The Aussie grinned. “You’re right! Mind, I’d still have rescued the sheila.”
It was nearing evening when they spotted the silhouette of land to starboard. “Don’t get yourself excited,” the Aussie said, “it’s just an island. We should be able to get some fresh water there. This desalinated stuff’s getting on my tits.” He didn’t drop the sail as the yacht tacked in. “Don’t want to start the engine in case there’s pirates here.”
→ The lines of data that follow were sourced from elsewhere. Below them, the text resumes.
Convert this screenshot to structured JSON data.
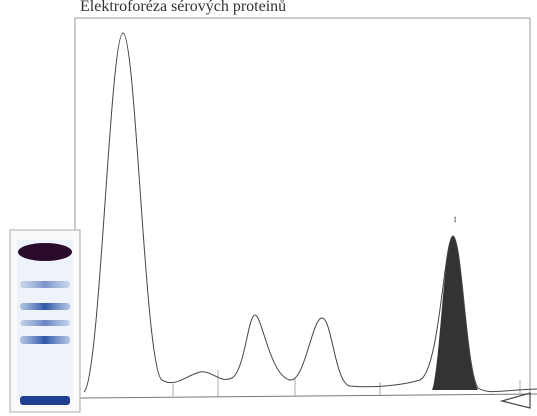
{
  "header": {
    "title": "Elektroforéza sérových proteinů"
  },
  "peak_label": "1"
}
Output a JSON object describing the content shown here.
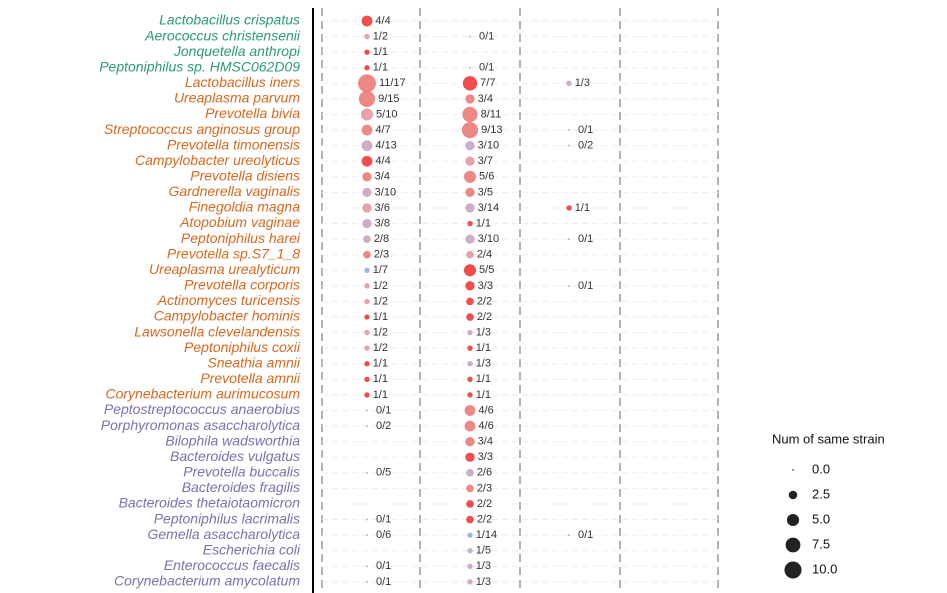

If Jack was inclined to dismiss the antipodean mariner’s fears as exaggerated, he changed his tune after they landed. The girl was the one who found the scene of the slaughter. Her piercing scream had the nervous Australian running towards her to shut her up. When he got there, he took one look and collapsed on the sand next to her. Moments later he was hugging the sobbing girl to him. Jack, oblivious to the discovery, sauntered over. “What’s going on?” he asked then he nearly gagged as he saw the bodies strewn about the beach. “Oh my God!” He was suddenly afraid for Diana but a search among the corpses failed to reveal any clue. “Maybe it’s not the survivors of the shipwreck?”
“Oh no,” the Australian replied. “Come and look at this.”
Jack walked down to the water’s edge to join him and there, beneath the clear grey water of the sea, they could pick out the skeletons of the wrecked lifeboats. Jack looked round him wildly. “My girlfriend was on one of those boats.”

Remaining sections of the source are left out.